Visitors descend from the gravel drive via massive stone steps leading to a space created with large stone slabs. The size of the stones is in proportion to the surrounds. A small patio area with smaller pavers would have felt weak- leaving visitors feeling small and vulnerable in such a grand setting, These stones have a solid presence equal to that of the surrounding landscape.

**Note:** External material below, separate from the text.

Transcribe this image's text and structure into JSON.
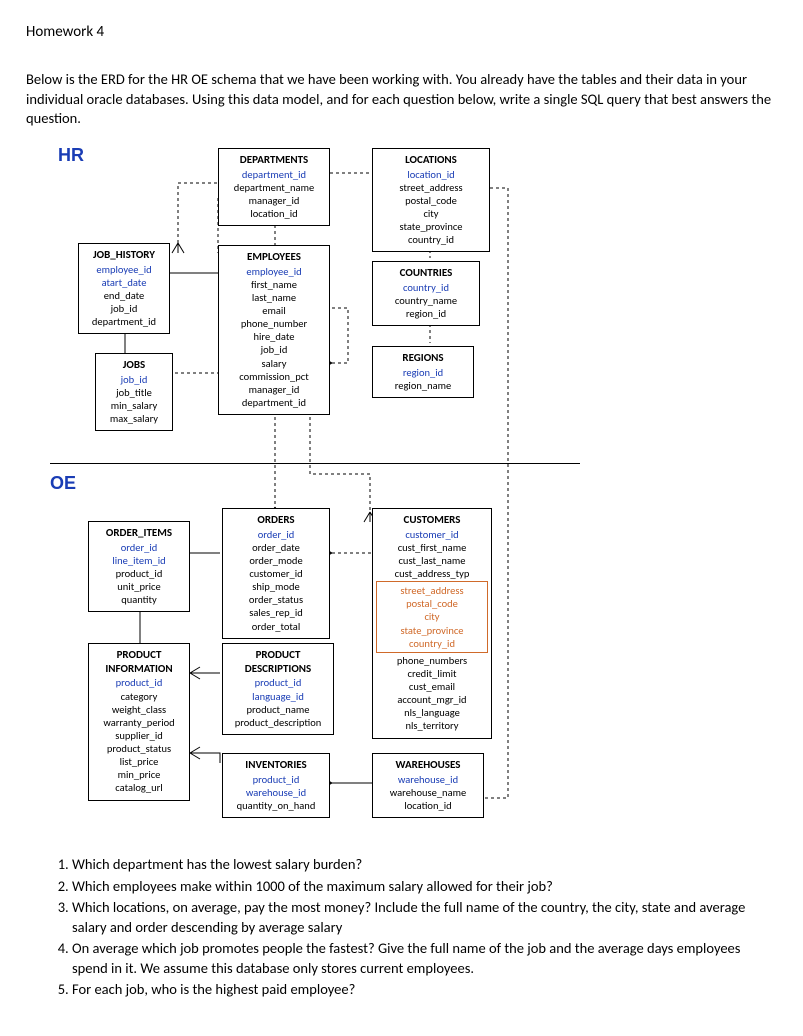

When a garden is designed in a setting that is magnificent on its own, it is important to draw the eye into the garden. However, a total disregard of the garden's setting would be disastrous. A successful garden takes queues from the natural landscape, especially in transitional areas. Doing so creates a fluid movement from woods to gardens.
When designing in shade, include white flowers and variegated foliage. The white flowers of the azaleas really pop in this shady setting and the fountain provides not only a focal point but a touch of human influence as we transition from woodland setting to the grassy, open plateau.
A stone wall accentuates the curve of the drive that winds up a hill through a dense woods. The plantings on the wall give a glimpse of what is to come.
Woods meets garden. Why this works - The log and bark mulch ties the woods to the garden. Pavers would have been out of place and jarring to the senses. Ferns and azaleas are equally at home in the woods or gardenscape and the impatiens hint that this is the beginning of gardenscape.
Details, details. A Japanese Maple's fine textured leaves add detail to the garden. This tree was planted close to a path, making it easy for garden visitors to see their fine detail.
A hillside planted with Rhododendrons, Azaleas and hostas.